Buckley should have kept his death prayers to himself. Come to think of it, maybe Buckley wants to die and is projecting his subconscious wishes on the pope, who clearly does not want to expire.
I didn't sense the wickedness in this old Mr. Buckley's article that many others did, but instead only candor. It is plain to see that the church is suffering, in jarring dissonance with the challenges to be faced. He, like me, or at least I hope, wishes this good man well, but senses the urgency of vigorous and vibrant leadership, renewal.
One in every three babies born in France is a Muslim. Italy has 1.2 babies per couple; abortion and morning after pills are freely offered in Spain; gay marriage is a reality in many European countries, soon even in La Cattolicissima Espana.
In 30-50 years Belgium will be Belgiumstan, France will be 50% + Islamic, Sweden as well. In UK avowed satanists are allowed to become officers on warships; Dozens and dozens of churches in Italy and France and other places no longer have priests to officiate, some are being deconsecrated and turned into discos.
And meanwhile Italian Catholic churches distribute and share rainbow flags with No Globals and Red Peace demonstrators.
The situation of the Church in Europe is appalling. Catholicism, old and wonderful Catholicism, rich and brilliant Catholicism, the kind that could reach to peasants and scholars, the Catholicism of poetry and hard logic, work and prayer, celebration and piety, carnival and lent, the Catholicism of guidance, is decaying before our eyes.
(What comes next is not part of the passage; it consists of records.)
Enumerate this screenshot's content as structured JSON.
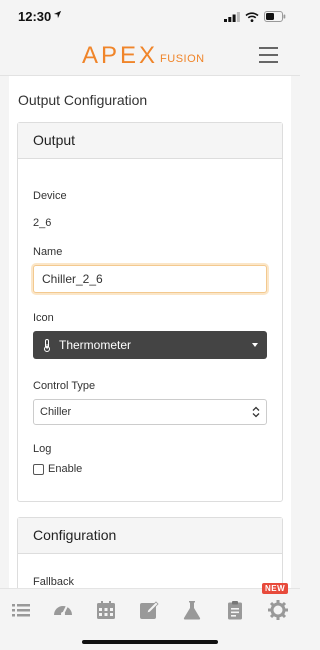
{
  "status_bar": {
    "time": "12:30"
  },
  "header": {
    "logo_main": "APEX",
    "logo_sub": "FUSION"
  },
  "page": {
    "title": "Output Configuration"
  },
  "output_panel": {
    "heading": "Output",
    "device_label": "Device",
    "device_value": "2_6",
    "name_label": "Name",
    "name_value": "Chiller_2_6",
    "icon_label": "Icon",
    "icon_value": "Thermometer",
    "control_type_label": "Control Type",
    "control_type_value": "Chiller",
    "log_label": "Log",
    "log_checkbox_label": "Enable",
    "log_enabled": false
  },
  "config_panel": {
    "heading": "Configuration",
    "fallback_label": "Fallback"
  },
  "tabbar": {
    "tabs": [
      {
        "icon": "list-icon"
      },
      {
        "icon": "dashboard-gauge-icon"
      },
      {
        "icon": "calendar-icon"
      },
      {
        "icon": "edit-icon"
      },
      {
        "icon": "flask-icon"
      },
      {
        "icon": "clipboard-icon"
      },
      {
        "icon": "gear-icon"
      }
    ],
    "new_badge": "NEW"
  },
  "colors": {
    "brand_orange": "#f0852a",
    "badge_red": "#e74a3b",
    "select_dark": "#444444"
  }
}
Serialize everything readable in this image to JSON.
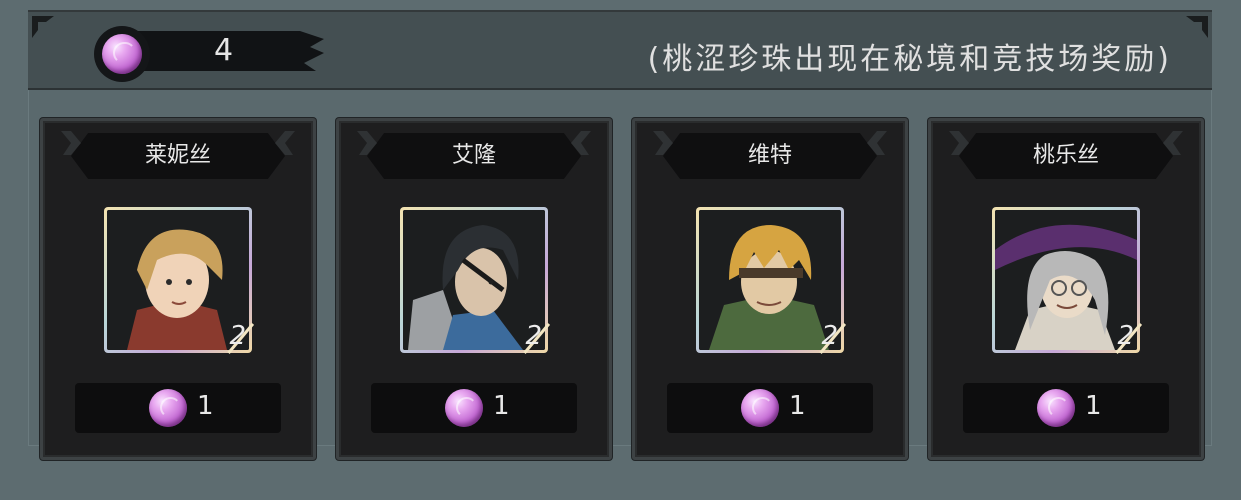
{
  "header": {
    "currency_icon": "pink-pearl-icon",
    "currency_count": "4",
    "note": "(桃涩珍珠出现在秘境和竞技场奖励)"
  },
  "colors": {
    "background": "#5d6c70",
    "header": "#444f52",
    "card": "#1e1e1f",
    "pearl": "#c46bd4"
  },
  "cards": [
    {
      "name": "莱妮丝",
      "level": "2",
      "cost": "1",
      "hair": "#c9a15c",
      "cloth": "#8a3a2e"
    },
    {
      "name": "艾隆",
      "level": "2",
      "cost": "1",
      "hair": "#2b2f33",
      "cloth": "#3c6b9c"
    },
    {
      "name": "维特",
      "level": "2",
      "cost": "1",
      "hair": "#d6a441",
      "cloth": "#4d6a3e"
    },
    {
      "name": "桃乐丝",
      "level": "2",
      "cost": "1",
      "hair": "#b8b8b8",
      "cloth": "#5a2f6e"
    }
  ]
}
Going to mass, well, at least here in Italy, has become a dreadful, uninteresting, anti-aesthetic, joyless bore, with nothing to kindle hope or spark enthusiasm, but plenty to allow one, already prejudiced by years of Gramscian propaganda to sense corruption, decay, weakness.
I'm not imagining firebrand demagogues or catchy drumbeats, I'm imagining arguments, words, mysteries, rituals, enthusiasm, meaningfulness, resurrection, the kind of Catholic Church that would make Chesterton proud, the same that allowed him to successfully answer the Shaws and Huxleys of his day... and even enthuse me, a half-dead Hudobna from torpor.
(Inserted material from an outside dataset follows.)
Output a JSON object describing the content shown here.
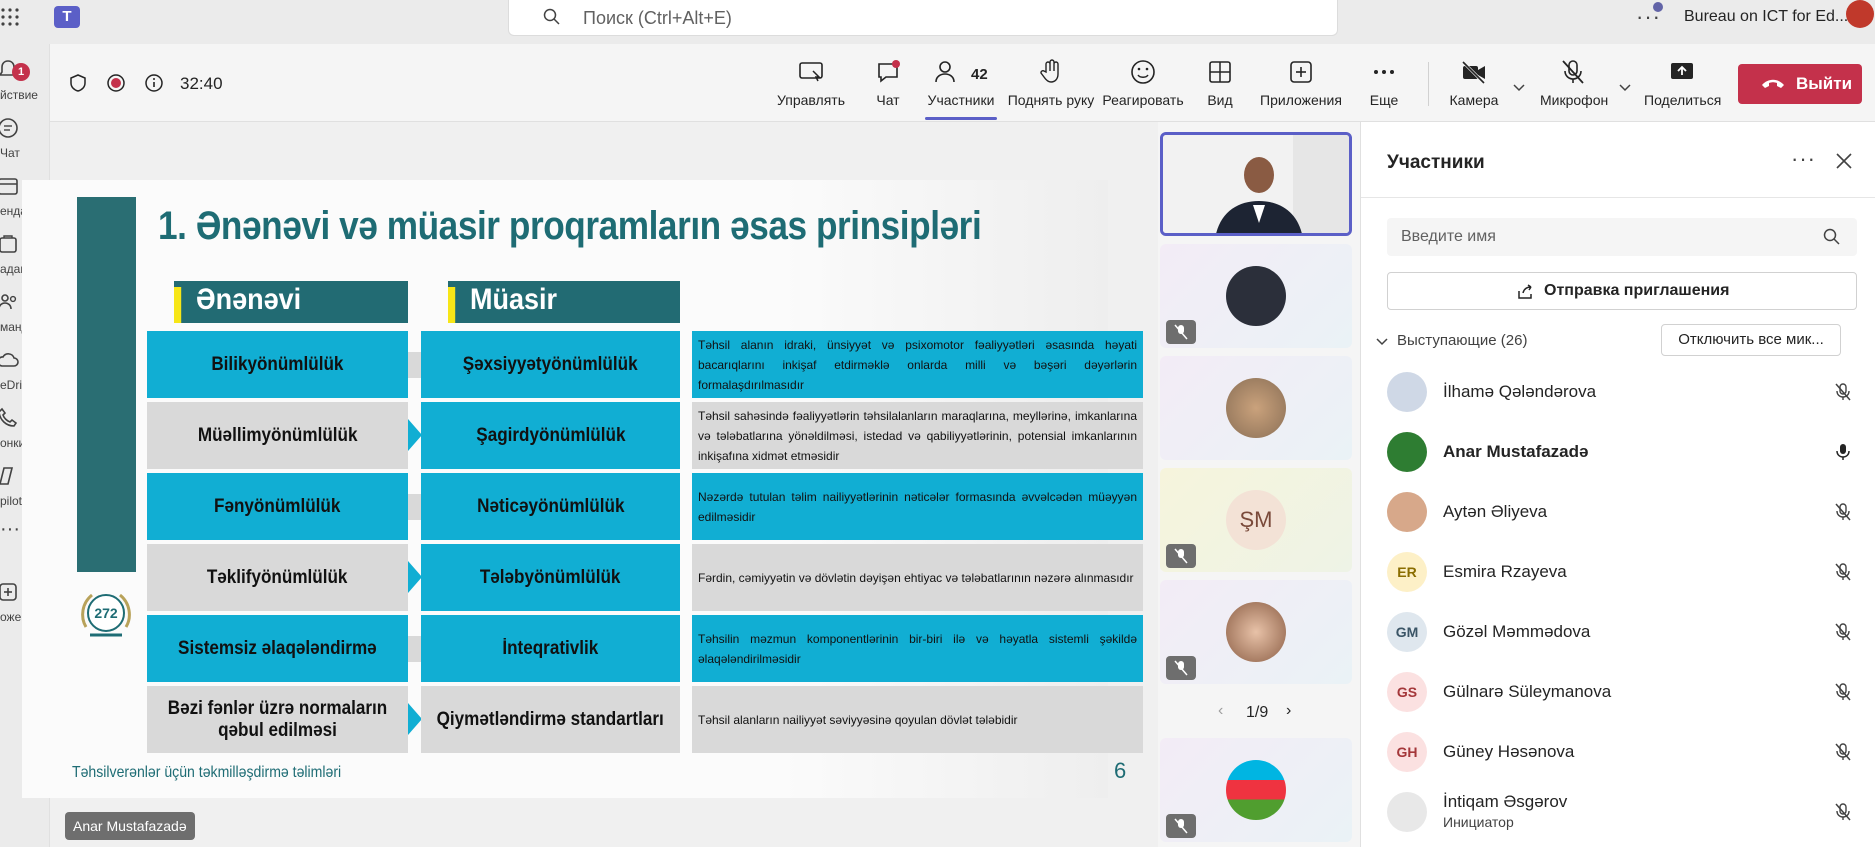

I realize it is hard to wish both things: health and nothing but well for a frail and aged Pope and yet a revival of Catholicism to face the REAL and impending disasters. One is the logical negation of the other. Logic is also the negation of God. Logic is also what has made euthanasia and abortion popular in Holland.
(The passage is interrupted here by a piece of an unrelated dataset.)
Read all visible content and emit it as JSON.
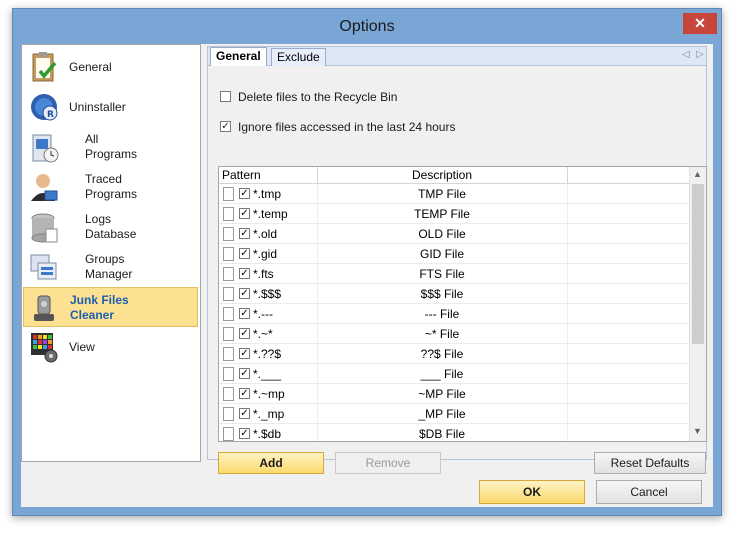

Probably Mr. Buckley's silence on the matter would've been the proper choice, but he's a journalist, a Catholic journalist, expressing the views of a great many alarmed and unhappy Catholics.
Some Catholics make a vow of silence, others, journalists make a vow of speech. Mr. Buckley's virtue is his sin and his sin is his virtue, and that is why he wished a good and peaceful death to a good and peaceful man as we go reeling towards a bad and violent future.
I would hate to be the parents of many on this thread.